Pennsylvania - New Jersey - New York - Nationwide

By Jim Smith
Daily News Staff Writer
FRIDAY, DECEMBER 23, 1983

A jury in U.S. District Court, Philadelphia, has found the A.H. Robins Co. responsible for injuries to a Montgomery County woman who used its Dalkon-Shield as a birth control device. The jury awarded more than $5.1 million to the woman and her husband.

The 10-member jury late Wednesday afternoon, after an 18-day trial, found the company negligent, and said the shield was defective and caused a pelvic disease that forced the childless woman to undergo a total hysterectomy in 1974.

Trial took place before Chief U.S. District Judge Alfred L. Luongo.

The 45-year old Landsdale woman, whose name is being withheld by the Daily News, began suing the shield in 1970, several months after she was married.

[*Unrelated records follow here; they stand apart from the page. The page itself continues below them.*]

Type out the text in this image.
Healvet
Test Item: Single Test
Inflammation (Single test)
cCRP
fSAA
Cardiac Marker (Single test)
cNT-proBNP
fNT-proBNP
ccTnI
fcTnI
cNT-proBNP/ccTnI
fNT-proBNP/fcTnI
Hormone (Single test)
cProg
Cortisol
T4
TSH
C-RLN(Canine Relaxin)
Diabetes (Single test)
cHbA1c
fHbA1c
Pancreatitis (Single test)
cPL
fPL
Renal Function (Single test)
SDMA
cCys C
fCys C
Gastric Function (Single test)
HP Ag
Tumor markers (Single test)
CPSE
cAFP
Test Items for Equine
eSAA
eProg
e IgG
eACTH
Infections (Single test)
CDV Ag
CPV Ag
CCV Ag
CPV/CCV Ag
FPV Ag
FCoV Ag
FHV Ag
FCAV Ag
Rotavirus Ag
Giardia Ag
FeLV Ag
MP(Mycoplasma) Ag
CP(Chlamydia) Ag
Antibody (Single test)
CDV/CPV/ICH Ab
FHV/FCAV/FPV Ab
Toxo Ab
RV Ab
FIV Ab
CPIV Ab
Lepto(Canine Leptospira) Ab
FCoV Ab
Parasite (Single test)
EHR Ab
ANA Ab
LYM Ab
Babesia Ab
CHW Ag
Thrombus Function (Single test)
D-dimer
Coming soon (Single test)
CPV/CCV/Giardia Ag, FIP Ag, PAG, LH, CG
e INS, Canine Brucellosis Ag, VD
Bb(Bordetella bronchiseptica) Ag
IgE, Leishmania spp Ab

The hysterectomy caused her to become sterile, and the removal of the fallopian tubes and both ovaries also made her menopausal.

The couple sued A.H. Robins Co. Inc., Richmond, Va., in 1976. Their Philadelphia lawyers, Thomas R. Kline and Ann M. Liacouras, argued that high company officials conspired to make false claims about the shield's superiority and medical safety.

According to court records, attorneys representing the company contended it was "impossible to state with any degree of medical certainty that the Dalkon Shield was a substantial causative factor of the injuries" she sustained.

Robins purchased the rights to market the shield in 1970.

Between 1970 and 1974, more than 2.2. million women used the shield as a birth control device. The shield was taken off the market in 1974.

Nearly 5,000 women have filed suits alleging injuries caused by the shield. Earlier this year, the supreme court let stand a federal court ruling barring consolidation of more than 1,500 suits seeking more than $2.3 billion in damages for injuries alleged to be related to the product.

Attorneys for both sides could not be reached for comment last night. The jury awarded the woman $4,585,600, and her husband, an industrial engineer, $573,400, for a total verdict of $5,159,000.